Okay, you unzipped the tar.gz file and now you have a .tar file, right? The .tar.gz is similar to a zip file, it contains a lot of files in one archive and then compresses it. In a zip file, this is done in one step. With a tar.gz file, this has two steps. First someone took many files and put them in one archive, which ends in .tar, then the tar file is compressed using gzip, and it becomes .tar.gz
Now, what you have done with 7zip is just undo the second part, the compression. You still need to get the files out of the .tar which is still an archive (just not compressed). All you need to do is untar it. I am sure 7zip can let you do that, too. So you probably just need to open it with 7zip again and ask it to unpack the tar file.

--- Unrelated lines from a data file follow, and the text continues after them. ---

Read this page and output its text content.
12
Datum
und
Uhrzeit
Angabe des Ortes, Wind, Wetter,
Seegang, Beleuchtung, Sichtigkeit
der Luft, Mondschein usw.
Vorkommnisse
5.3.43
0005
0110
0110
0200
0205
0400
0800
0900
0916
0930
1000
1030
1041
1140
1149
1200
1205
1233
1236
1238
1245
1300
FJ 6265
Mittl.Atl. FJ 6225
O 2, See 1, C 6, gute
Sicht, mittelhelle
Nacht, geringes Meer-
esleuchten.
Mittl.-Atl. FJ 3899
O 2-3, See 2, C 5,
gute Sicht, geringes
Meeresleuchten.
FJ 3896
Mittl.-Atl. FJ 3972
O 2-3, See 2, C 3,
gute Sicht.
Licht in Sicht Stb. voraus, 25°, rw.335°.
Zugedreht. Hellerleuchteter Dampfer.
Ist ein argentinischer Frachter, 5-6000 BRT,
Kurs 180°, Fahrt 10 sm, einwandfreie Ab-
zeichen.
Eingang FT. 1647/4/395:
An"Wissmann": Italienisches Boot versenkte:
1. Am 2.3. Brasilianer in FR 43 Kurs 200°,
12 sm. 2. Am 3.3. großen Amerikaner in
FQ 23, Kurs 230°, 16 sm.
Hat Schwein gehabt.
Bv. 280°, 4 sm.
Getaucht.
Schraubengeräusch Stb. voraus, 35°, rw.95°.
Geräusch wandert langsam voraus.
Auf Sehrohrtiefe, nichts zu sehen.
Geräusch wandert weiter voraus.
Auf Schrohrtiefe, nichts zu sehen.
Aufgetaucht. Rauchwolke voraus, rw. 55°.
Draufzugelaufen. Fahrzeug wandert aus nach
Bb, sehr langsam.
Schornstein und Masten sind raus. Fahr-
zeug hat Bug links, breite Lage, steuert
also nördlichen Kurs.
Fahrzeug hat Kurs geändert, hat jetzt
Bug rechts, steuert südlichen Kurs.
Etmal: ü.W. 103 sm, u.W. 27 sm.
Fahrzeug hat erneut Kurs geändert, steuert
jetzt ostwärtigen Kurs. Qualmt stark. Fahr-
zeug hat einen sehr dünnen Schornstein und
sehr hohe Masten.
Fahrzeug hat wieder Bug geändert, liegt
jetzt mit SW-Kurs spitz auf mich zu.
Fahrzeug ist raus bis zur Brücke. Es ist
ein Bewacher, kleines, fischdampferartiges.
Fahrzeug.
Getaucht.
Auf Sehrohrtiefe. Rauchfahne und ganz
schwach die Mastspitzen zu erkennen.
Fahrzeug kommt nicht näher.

Next time, if you open a tar.gz file with any archiver program, and you all you see is a tar file inside, just double-click that tar file and it will give you the real contents of the archive.
Well I installed slackware 12.2 on a pc and downloaded the prebook.tar.gz using lynx to my slackware machine. But now the problem is that I use tar -xvzf prebook3.0.tar.gz and nothing happens but things scroll accross the screen like directory name but nothing is actually untarred. what i am i doing wrong tried gzip -d prebook.tar.gz and now my file is prebook.tar. I know after i untar the file I should be able to cd into that directory and do a ./configure. help
thanks vadder
"tar xvzf" is indeed the correct command to uncompress a tar.gz file. Are you sure it did not unpack the files? maybe the directory is not named as you expect it to be? Did you check with 'ls' to see what the current directory holds?
Also, are you reading the Slackbook? You really should read it to learn how to use Slackware, and maybe some other general linux guides.